After The Case: What Happens Now?
Here’s what you need to know why the question can not be done and how marriage counseling can help you both to move on.
So, who deceives those who in these days? The statistics vary from infidelity: According to one study, researchers at the University of Chicago, 15-18 percent of the participants have never betrayed a spouse during marriage.
But when the question is about your partner, many people experience the consequences of infidelity does not matter – it is anger, grief, fear and feel that it is harmful. And this is true for an emotional relationship, or the matter of the heart, as well as physical or sexual relationship.
An emotional affair, which has all the signs of infidelity – such as distancing himself and the secession of a partner – but without sex, can cause as much damage as can a sexual affair, says Steven Kimmons, SJ Ph.D., associate professor in the Department of Psychiatry and Behavioral Neurosciences at Loyola University Medical Center and advisor to Fahey Center in Maywood, Illinois
In today’s world, e-mail, cell phones, text messaging and Internet chat rooms are all ways in which people can connect and stay connected with others, and that can help you be one thing and get caught, says Kimmons. E-mail accounts and cell phone call logs can be easily accessible spouse.
When infidelity occurs and discovers, it takes a lot of work to rally their link in a healthy marriage, but you can do.
Why Partners Cheats
There are probably as many reasons why people cheat, as there are couples seeking a marriage counselor, Kimmons said.
Sometimes, infidelity is a symptom of problems in existing relationships. When you see a doctor about physical discomfort, your doctor will ask about your symptoms and are trained to make a diagnosis. “It’s like infidelity,” says Kimmons. Infidelity is a symptom and a mission is to deepen counselor to find out what relationship problems caused someone to be unfaithful.
This does not mean that the case was justified, or that the spouse had betrayed the culprit, but rather try to fix the marriage is to look at what went wrong – which led to infidelity.
“One misconception is that adultery is sex and I do not think it is usually,” said Ann Hart Lage, Ph.D., psychologist and director of domestic and sexual therapy at Rush University Medical Center in Chicago. “It usually starts with problems in a relationship.”

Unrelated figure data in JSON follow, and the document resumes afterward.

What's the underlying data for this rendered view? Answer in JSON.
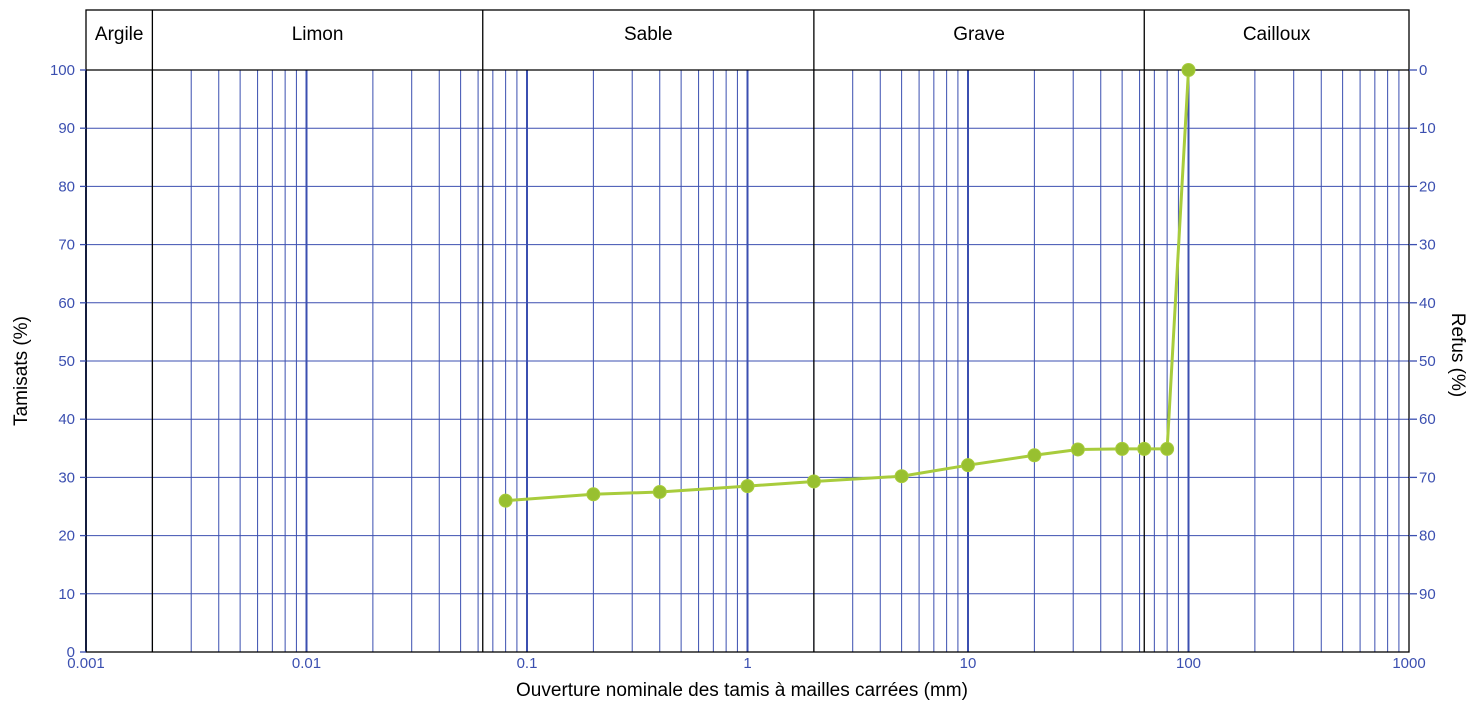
{
  "chart_data": {
    "type": "line",
    "x_scale": "log",
    "xlim": [
      0.001,
      1000
    ],
    "ylim": [
      0,
      100
    ],
    "xlabel": "Ouverture nominale des tamis à mailles carrées (mm)",
    "ylabel": "Tamisats (%)",
    "y2label": "Refus (%)",
    "x_ticks": [
      "0.001",
      "0.01",
      "0.1",
      "1",
      "10",
      "100",
      "1000"
    ],
    "y_ticks": [
      "0",
      "10",
      "20",
      "30",
      "40",
      "50",
      "60",
      "70",
      "80",
      "90",
      "100"
    ],
    "y2_ticks": [
      "0",
      "10",
      "20",
      "30",
      "40",
      "50",
      "60",
      "70",
      "80",
      "90"
    ],
    "grid": true,
    "bands": [
      {
        "label": "Argile",
        "from": 0.001,
        "to": 0.002
      },
      {
        "label": "Limon",
        "from": 0.002,
        "to": 0.063
      },
      {
        "label": "Sable",
        "from": 0.063,
        "to": 2
      },
      {
        "label": "Grave",
        "from": 2,
        "to": 63
      },
      {
        "label": "Cailloux",
        "from": 63,
        "to": 1000
      }
    ],
    "series": [
      {
        "x": [
          0.08,
          0.2,
          0.4,
          1,
          2,
          5,
          10,
          20,
          31.5,
          50,
          63,
          80,
          100
        ],
        "y": [
          26,
          27.1,
          27.5,
          28.5,
          29.3,
          30.2,
          32.1,
          33.8,
          34.8,
          34.9,
          34.9,
          34.9,
          100
        ]
      }
    ],
    "colors": {
      "grid": "#3b4fb0",
      "frame": "#000000",
      "tick_text": "#3b4fb0",
      "series": "#a8cc3c",
      "series_marker": "#98c030"
    }
  }
}
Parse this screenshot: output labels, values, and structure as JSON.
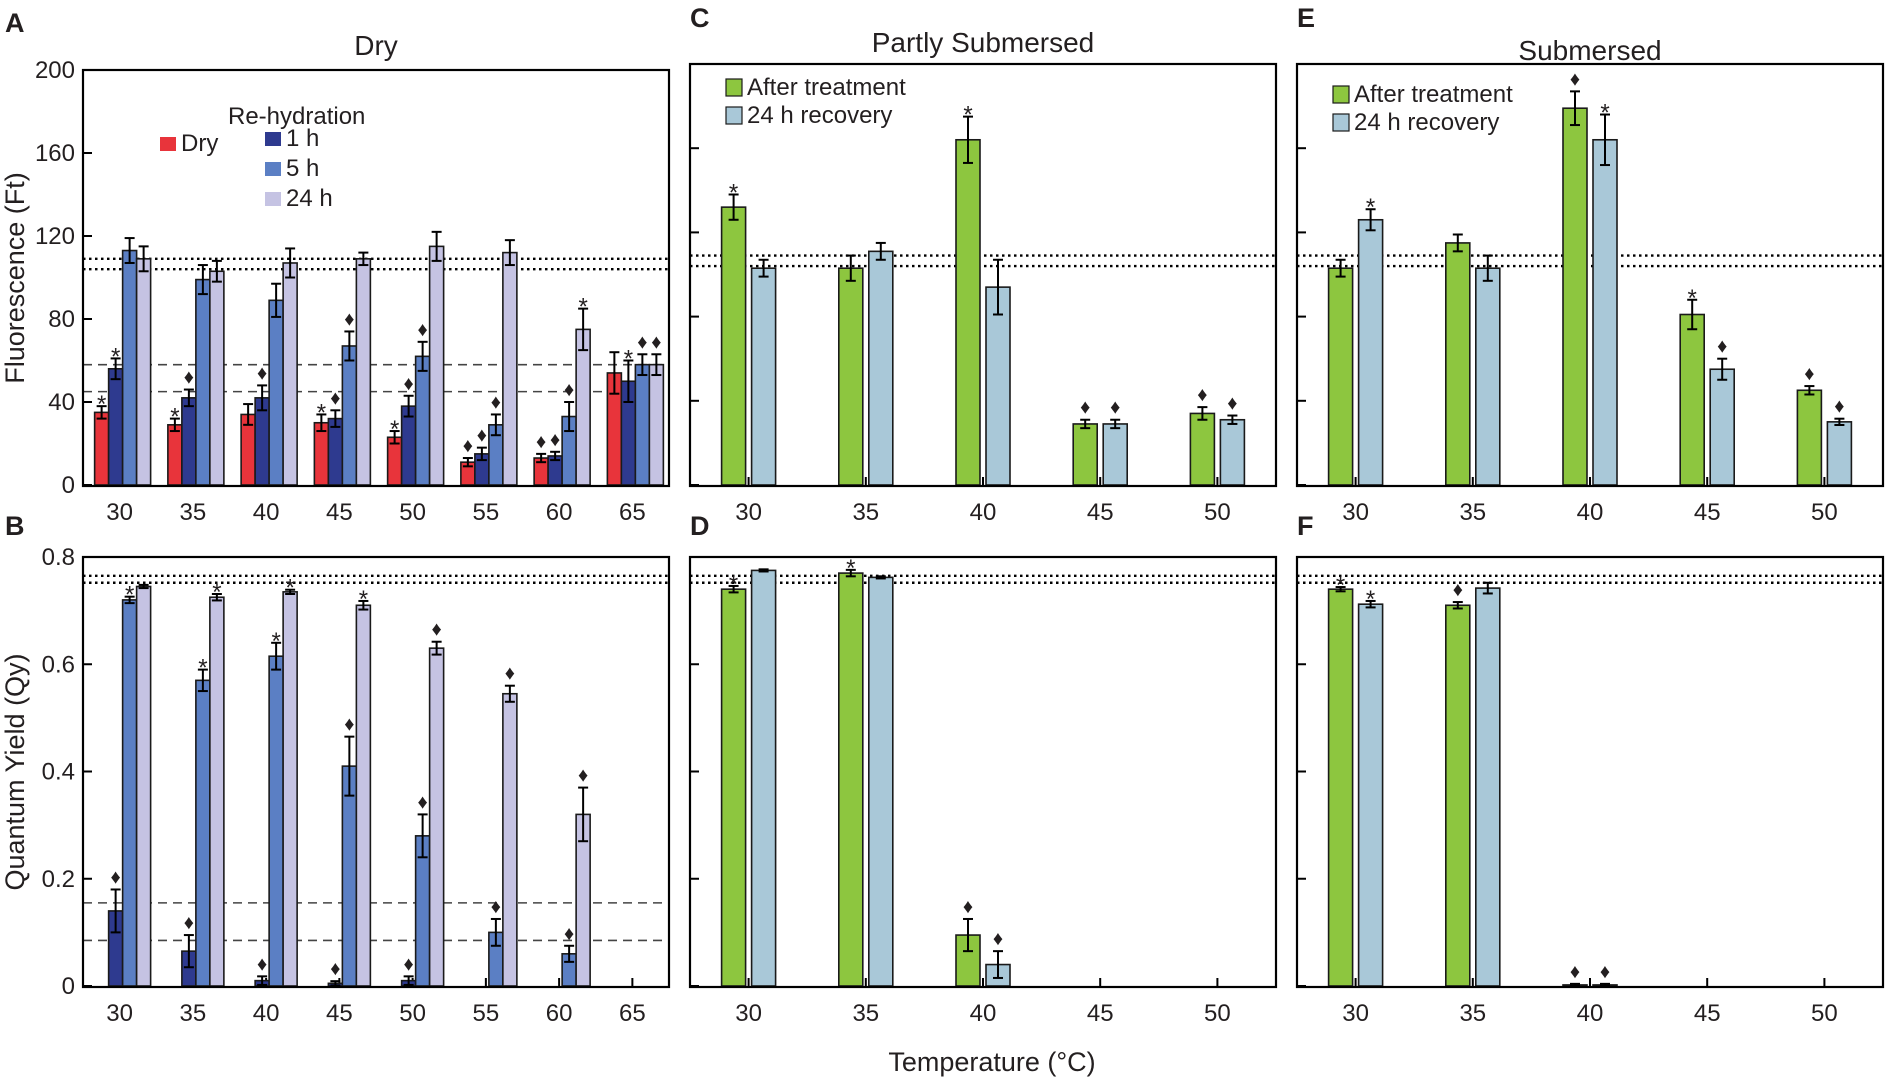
{
  "figure": {
    "x_axis_title": "Temperature (°C)"
  },
  "chart_data": [
    {
      "panel": "A",
      "type": "bar",
      "title": "Dry",
      "ylabel": "Fluorescence (Ft)",
      "xlabel": "Temperature (°C)",
      "ylim": [
        0,
        200
      ],
      "yticks": [
        0,
        40,
        80,
        120,
        160,
        200
      ],
      "categories": [
        "30",
        "35",
        "40",
        "45",
        "50",
        "55",
        "60",
        "65"
      ],
      "legend": {
        "heading": "Re-hydration",
        "placement": "top-left"
      },
      "series": [
        {
          "name": "Dry",
          "color": "#e8343b",
          "values": [
            35,
            29,
            34,
            30,
            23,
            11,
            13,
            54
          ],
          "errors": [
            3,
            3,
            5,
            4,
            3,
            2,
            2,
            10
          ],
          "markers": [
            "*",
            "*",
            "",
            "*",
            "*",
            "♦",
            "♦",
            ""
          ]
        },
        {
          "name": "1 h",
          "color": "#2e3a8f",
          "values": [
            56,
            42,
            42,
            32,
            38,
            15,
            14,
            50
          ],
          "errors": [
            5,
            4,
            6,
            4,
            5,
            3,
            2,
            10
          ],
          "markers": [
            "*",
            "♦",
            "♦",
            "♦",
            "♦",
            "♦",
            "♦",
            "*"
          ]
        },
        {
          "name": "5 h",
          "color": "#5b7fc4",
          "values": [
            113,
            99,
            89,
            67,
            62,
            29,
            33,
            58
          ],
          "errors": [
            6,
            7,
            8,
            7,
            7,
            5,
            7,
            5
          ],
          "markers": [
            "",
            "",
            "",
            "♦",
            "♦",
            "♦",
            "♦",
            "♦"
          ]
        },
        {
          "name": "24 h",
          "color": "#c5c3e3",
          "values": [
            109,
            103,
            107,
            109,
            115,
            112,
            75,
            58
          ],
          "errors": [
            6,
            5,
            7,
            3,
            7,
            6,
            10,
            5
          ],
          "markers": [
            "",
            "",
            "",
            "",
            "",
            "",
            "*",
            "♦"
          ]
        }
      ],
      "reference_dotted": [
        104,
        109
      ],
      "reference_dashed": [
        45,
        58
      ]
    },
    {
      "panel": "B",
      "type": "bar",
      "title": "",
      "ylabel": "Quantum Yield (Qy)",
      "xlabel": "Temperature (°C)",
      "ylim": [
        0,
        0.8
      ],
      "yticks": [
        0,
        0.2,
        0.4,
        0.6,
        0.8
      ],
      "ytick_labels": [
        "0",
        "0.2",
        "0.4",
        "0.6",
        "0.8"
      ],
      "categories": [
        "30",
        "35",
        "40",
        "45",
        "50",
        "55",
        "60",
        "65"
      ],
      "series": [
        {
          "name": "1 h",
          "color": "#2e3a8f",
          "values": [
            0.14,
            0.065,
            0.01,
            0.005,
            0.01,
            0,
            0,
            0
          ],
          "errors": [
            0.04,
            0.03,
            0.008,
            0.004,
            0.008,
            0,
            0,
            0
          ],
          "markers": [
            "♦",
            "♦",
            "♦",
            "♦",
            "♦",
            "",
            "",
            ""
          ]
        },
        {
          "name": "5 h",
          "color": "#5b7fc4",
          "values": [
            0.72,
            0.57,
            0.615,
            0.41,
            0.28,
            0.1,
            0.06,
            0
          ],
          "errors": [
            0.006,
            0.02,
            0.025,
            0.055,
            0.04,
            0.025,
            0.015,
            0
          ],
          "markers": [
            "*",
            "*",
            "*",
            "♦",
            "♦",
            "♦",
            "♦",
            ""
          ]
        },
        {
          "name": "24 h",
          "color": "#c5c3e3",
          "values": [
            0.745,
            0.725,
            0.735,
            0.71,
            0.63,
            0.545,
            0.32,
            0
          ],
          "errors": [
            0.003,
            0.006,
            0.004,
            0.008,
            0.012,
            0.015,
            0.05,
            0
          ],
          "markers": [
            "",
            "*",
            "*",
            "*",
            "♦",
            "♦",
            "♦",
            ""
          ]
        }
      ],
      "reference_dotted": [
        0.752,
        0.765
      ],
      "reference_dashed": [
        0.085,
        0.155
      ]
    },
    {
      "panel": "C",
      "type": "bar",
      "title": "Partly Submersed",
      "ylabel": "",
      "xlabel": "Temperature (°C)",
      "ylim": [
        0,
        200
      ],
      "yticks": [
        0,
        40,
        80,
        120,
        160,
        200
      ],
      "categories": [
        "30",
        "35",
        "40",
        "45",
        "50"
      ],
      "legend": {
        "placement": "top-left"
      },
      "series": [
        {
          "name": "After treatment",
          "color": "#8dc63f",
          "values": [
            132,
            103,
            164,
            29,
            34
          ],
          "errors": [
            6,
            6,
            11,
            2,
            3
          ],
          "markers": [
            "*",
            "",
            "*",
            "♦",
            "♦"
          ]
        },
        {
          "name": "24 h recovery",
          "color": "#a9c8d8",
          "values": [
            103,
            111,
            94,
            29,
            31
          ],
          "errors": [
            4,
            4,
            13,
            2,
            2
          ],
          "markers": [
            "",
            "",
            "",
            "♦",
            "♦"
          ]
        }
      ],
      "reference_dotted": [
        104,
        109
      ]
    },
    {
      "panel": "D",
      "type": "bar",
      "title": "",
      "ylabel": "",
      "xlabel": "Temperature (°C)",
      "ylim": [
        0,
        0.8
      ],
      "yticks": [
        0,
        0.2,
        0.4,
        0.6,
        0.8
      ],
      "categories": [
        "30",
        "35",
        "40",
        "45",
        "50"
      ],
      "series": [
        {
          "name": "After treatment",
          "color": "#8dc63f",
          "values": [
            0.74,
            0.77,
            0.095,
            0,
            0
          ],
          "errors": [
            0.006,
            0.006,
            0.03,
            0,
            0
          ],
          "markers": [
            "*",
            "*",
            "♦",
            "",
            ""
          ]
        },
        {
          "name": "24 h recovery",
          "color": "#a9c8d8",
          "values": [
            0.775,
            0.762,
            0.04,
            0,
            0
          ],
          "errors": [
            0.002,
            0.002,
            0.025,
            0,
            0
          ],
          "markers": [
            "",
            "",
            "♦",
            "",
            ""
          ]
        }
      ],
      "reference_dotted": [
        0.752,
        0.765
      ]
    },
    {
      "panel": "E",
      "type": "bar",
      "title": "Submersed",
      "ylabel": "",
      "xlabel": "Temperature (°C)",
      "ylim": [
        0,
        200
      ],
      "yticks": [
        0,
        40,
        80,
        120,
        160,
        200
      ],
      "categories": [
        "30",
        "35",
        "40",
        "45",
        "50"
      ],
      "legend": {
        "placement": "top-left"
      },
      "series": [
        {
          "name": "After treatment",
          "color": "#8dc63f",
          "values": [
            103,
            115,
            179,
            81,
            45
          ],
          "errors": [
            4,
            4,
            8,
            7,
            2
          ],
          "markers": [
            "",
            "",
            "♦",
            "*",
            "♦"
          ]
        },
        {
          "name": "24 h recovery",
          "color": "#a9c8d8",
          "values": [
            126,
            103,
            164,
            55,
            30
          ],
          "errors": [
            5,
            6,
            12,
            5,
            1.5
          ],
          "markers": [
            "*",
            "",
            "*",
            "♦",
            "♦"
          ]
        }
      ],
      "reference_dotted": [
        104,
        109
      ]
    },
    {
      "panel": "F",
      "type": "bar",
      "title": "",
      "ylabel": "",
      "xlabel": "Temperature (°C)",
      "ylim": [
        0,
        0.8
      ],
      "yticks": [
        0,
        0.2,
        0.4,
        0.6,
        0.8
      ],
      "categories": [
        "30",
        "35",
        "40",
        "45",
        "50"
      ],
      "series": [
        {
          "name": "After treatment",
          "color": "#8dc63f",
          "values": [
            0.74,
            0.71,
            0.002,
            0,
            0
          ],
          "errors": [
            0.004,
            0.006,
            0.002,
            0,
            0
          ],
          "markers": [
            "*",
            "♦",
            "♦",
            "",
            ""
          ]
        },
        {
          "name": "24 h recovery",
          "color": "#a9c8d8",
          "values": [
            0.712,
            0.742,
            0.002,
            0,
            0
          ],
          "errors": [
            0.006,
            0.01,
            0.002,
            0,
            0
          ],
          "markers": [
            "*",
            "",
            "♦",
            "",
            ""
          ]
        }
      ],
      "reference_dotted": [
        0.752,
        0.765
      ]
    }
  ]
}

Here are some reasons why a spouse may be unfaithful:
Unresolved conflicts in marriage that makes a partner to give up and go to another person’s privacy
Feeling uncomfortable with aging
Sexual dissatisfaction with a partner
Having trouble being intimate with your partner – a business allows a person to avoid a deep intimacy with someone
Boredom in marriage, which leads to a partner to justify the issue
Stresses of life such as work, financial problems or problems with children that make some people find a business
Loneliness or fails to connect with your spouse
The partner is narcissistic because they think they do not receive enough attention from her husband, they seek extra attention from another person.
Surviving infidelity: Marriage Counseling
There is usually a process of healing after infidelity was observed, Hartlage said. Couples have problems securing employment relationship that may have contributed to the event.
First of all, anger, pain and fear, often in anger, and then you have done to restore confidence, which can take a long time. Hartlage said he was working for a couple who had been together for over 20 years – there has been infidelity in the early stages of the relationship, but a partner who has been betrayed never fully recovered confidence.
Even the concept of your relationship may be a factor in how the infidelity of the time. “If the perception is that” he would never cheat, and will never be a time when it is far from being the number one in your life, “it is very difficult to remedy violations, such as infidelity,” says Kimmons.
Nobody wants to infidelity in a relationship, he says, but when you see the experience of the partners in the process of growth in their relationship, he or she is more likely to be able to forgive her husband . “That does not mean it’s easy or simple, but with the help he or she,” said Kimmons.
One thing to consider is whether the case was an isolated incident or part of a model. It is very difficult for a partner to heal after infidelity is a constant problem.
On the other hand, the old adage: “Once a cheater, always a cheater” is not true for everyone, Hartlage said. Some people have been unfaithful, but he worked to repair their marriage, and move on without cheating once again, he says.
A big mistake couples make the planning director as a last resort. If the report was under the threat of infidelity, marriage counseling to get as soon as Kimmons suggests. Often, couples are willing to take time to resolve relationship problems, but I do not know what to do. A marriage counselor can help you right away.